The Last Mile Nobody Wanted
LWS operates what the industry calls the ‘last mile’. The branch lines connecting factories and industrial sites to the main network, progressively abandoned by DB InfraGo. “The mistake,” Kai Ebert argues, “is assuming that freight originates at Munich Central or Berlin Central. It doesn’t, it comes from industrial sites along lines that were cut off.”
Once a shipper switches to road, he warns, it rarely comes back. LWS runs its network on a fully non-discriminatory basis: DB Cargo and private carriers alike access its tracks at equal tariffs, regulated by the Federal Network Agency.
Digitizing the Analog Railway
Despite operating in what Ebert cheerfully calls “old economy,” LWS has driven two significant digitalization projects. One is a software platform for managing non-federal rail infrastructure, now adopted by several operators. The other is more striking: across Germany’s non-federal network, dispatchers still record every train movement by hand with coloured lines drawn on paper forms, unchanged for generations – the so-called Train Movement Log (FV NE standard). Kai Ebert has spent over ten years pushing to replace it with a digital system. “This year, we’ll finally be able to announce the product together with Sternico GmbH and VDV,” he says.

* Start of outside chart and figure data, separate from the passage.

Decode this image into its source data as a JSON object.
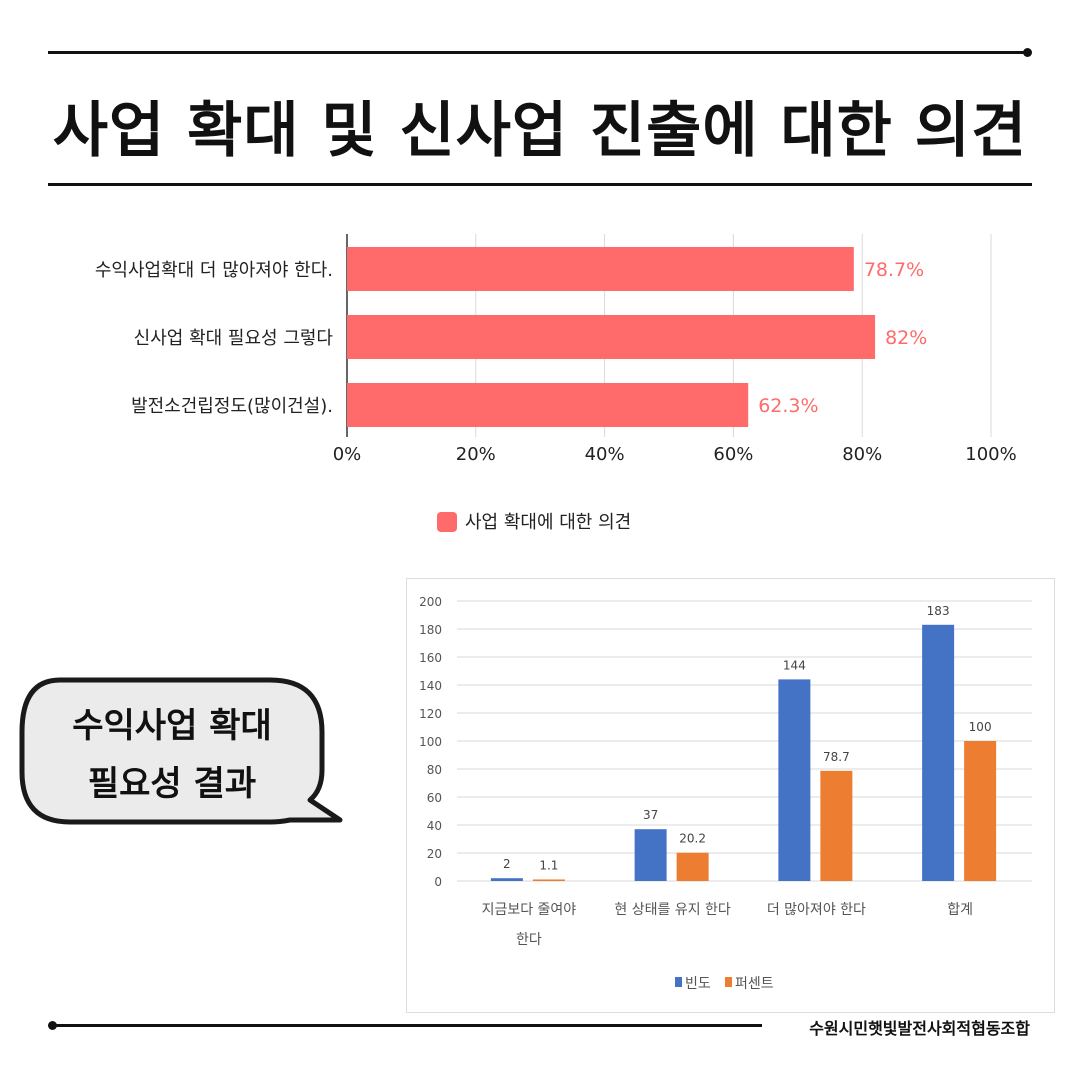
{
  "title": "사업 확대 및 신사업 진출에 대한 의견",
  "bubble": {
    "line1": "수익사업 확대",
    "line2": "필요성 결과"
  },
  "footer": "수원시민햇빛발전사회적협동조합",
  "colors": {
    "bar1": "#ff6b6b",
    "blue": "#4472c4",
    "orange": "#ed7d31"
  },
  "chart_data": [
    {
      "type": "bar",
      "orientation": "horizontal",
      "categories": [
        "수익사업확대 더 많아져야 한다.",
        "신사업 확대 필요성 그렇다",
        "발전소건립정도(많이건설)."
      ],
      "values": [
        78.7,
        82,
        62.3
      ],
      "data_labels": [
        "78.7%",
        "82%",
        "62.3%"
      ],
      "xlim": [
        0,
        100
      ],
      "xticks": [
        "0%",
        "20%",
        "40%",
        "60%",
        "80%",
        "100%"
      ],
      "grid": true,
      "legend": [
        "사업 확대에 대한 의견"
      ],
      "legend_position": "bottom"
    },
    {
      "type": "bar",
      "orientation": "vertical",
      "categories": [
        [
          "지금보다 줄여야",
          "한다"
        ],
        [
          "현 상태를 유지 한다"
        ],
        [
          "더 많아져야 한다"
        ],
        [
          "합계"
        ]
      ],
      "series": [
        {
          "name": "빈도",
          "values": [
            2,
            37,
            144,
            183
          ],
          "labels": [
            "2",
            "37",
            "144",
            "183"
          ]
        },
        {
          "name": "퍼센트",
          "values": [
            1.1,
            20.2,
            78.7,
            100
          ],
          "labels": [
            "1.1",
            "20.2",
            "78.7",
            "100"
          ]
        }
      ],
      "ylim": [
        0,
        200
      ],
      "yticks": [
        "0",
        "20",
        "40",
        "60",
        "80",
        "100",
        "120",
        "140",
        "160",
        "180",
        "200"
      ],
      "grid": true,
      "legend_position": "bottom"
    }
  ]
}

Bureaucracy as the Bigger Rival
A workshop extension urgently needed to handle growing order volumes has been waiting on a planning response for four and a half years. Safety upgrades for more than 50 level crossings face timelines of five to eight years each. Federal funding exists, but private operators must provide personal guarantees to access it: an obligation municipal competitors are exempt from. “We’ve been fighting alongside the VDV for ten years to get that changed,” Kai Ebert says. “It keeps coming up in Berlin and keeps getting buried under the next crisis.”